Ten states have swiftly passed new laws requiring additional disclosure of political spending, following a Supreme Court ruling that lets corporations and unions pump unlimited amounts of money into certain campaign commercials.
The push in states comes as a high-profile effort in Congress to blunt the court's January ruling has stalled in the Senate amid strong opposition by Republicans, including Senate Minority Leader Mitch McConnell. The Senate inaction has cast doubts that any new federal disclosure rules will be in place before November's midterm House and Senate elections.
Democrats -- such as the bill's chief sponsor, New York Sen. Charles Schumer -- hope to bring a revised version of the bill to the Senate floor as early as next week in an attempt to revive the debate.
"In most of the states, it's 'Hey, what's the big deal? Let's provide information,'" said Meredith McGehee, policy director of the Campaign Legal Center, one of the groups that advocate stricter campaign-finance rules. She said congressional efforts have been hampered by a "poisonous Washington atmosphere" ahead of Election Day.
"We could have midterms in which millions and millions of dollars are being spent, and Americans have no clue who is doing the spending," she said.
The court ruling applies to independent campaign ads that target candidates.
Among the states requiring new rules: Iowa, where the name of the corporation, along with that of its CEO, would have to appear in any independent ads it funds.
Organizations also would have to certify to the state's ethics officials that its political spending was approved by a leadership body, such as its board of directors. The same rules apply to unions.
"We tried to find the balance between the Supreme Court's ruling and helping voters understand who is funding the advertising," said Iowa Sen. Jeff Danielson, a Democrat, who pushed for new disclosure.
Rules requiring disclosure of corporate and union spending also have become law in recent months in Alaska, Arizona, Colorado, Connecticut, Massachusetts, Minnesota, South Dakota and West Virginia, according to data compiled by the National Conference of State Legislatures.

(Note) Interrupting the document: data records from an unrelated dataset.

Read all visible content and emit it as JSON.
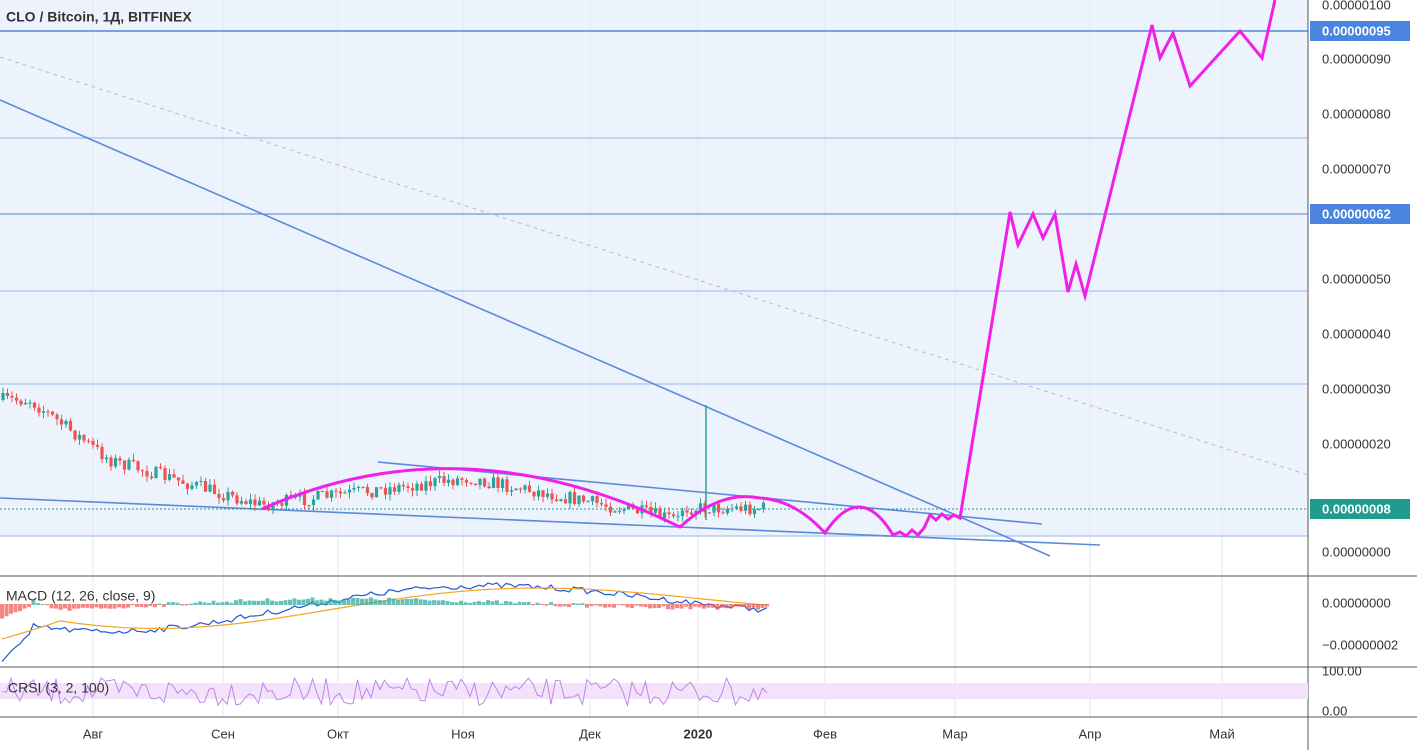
{
  "header": {
    "title": "CLO / Bitcoin, 1Д, BITFINEX"
  },
  "price_axis": {
    "labels": [
      "0.00000100",
      "0.00000090",
      "0.00000080",
      "0.00000070",
      "0.00000050",
      "0.00000040",
      "0.00000030",
      "0.00000020",
      "0.00000000"
    ]
  },
  "price_badges": [
    "0.00000095",
    "0.00000062",
    "0.00000008"
  ],
  "time_axis": {
    "labels": [
      "Авг",
      "Сен",
      "Окт",
      "Ноя",
      "Дек",
      "2020",
      "Фев",
      "Мар",
      "Апр",
      "Май"
    ]
  },
  "macd": {
    "label": "MACD (12, 26, close, 9)",
    "axis_labels": [
      "0.00000000",
      "−0.00000002"
    ]
  },
  "crsi": {
    "label": "CRSI (3, 2, 100)",
    "axis_labels": [
      "100.00",
      "0.00"
    ]
  }
}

All had previously banned any corporate spending on independent ads and changed state law to comply with the high court ruling. A tenth state, Washington, broadened its existing disclosure rules. Efforts in Iowa and other states to impose tougher restrictions, such as requiring shareholder approval of political spending, have failed.
"This is a fairly moderate attempt to shed light on where the money is coming from for voters," Jennifer Bowser, a senior fellow at the National Conference of State Legislatures, said of the new statutes.
The congressional proposal, dubbed the Disclose Act, steers clear of shareholder approval, but would require CEOs and union chiefs to appear in ads they fund and bar companies with federal contracts worth more than $10 million from funding political advertising that targets candidates.
It passed the House of Representatives by a narrow margin last month, but supporters have failed to win any Republican backing in the Senate, where they need 60 votes to bypass GOP opposition.
Sean Parnell, president of the conservative Center for Competitive Politics, said the congressional bill is "clearly aimed at undoing the Supreme Court's ruling" and has stalled for good reason.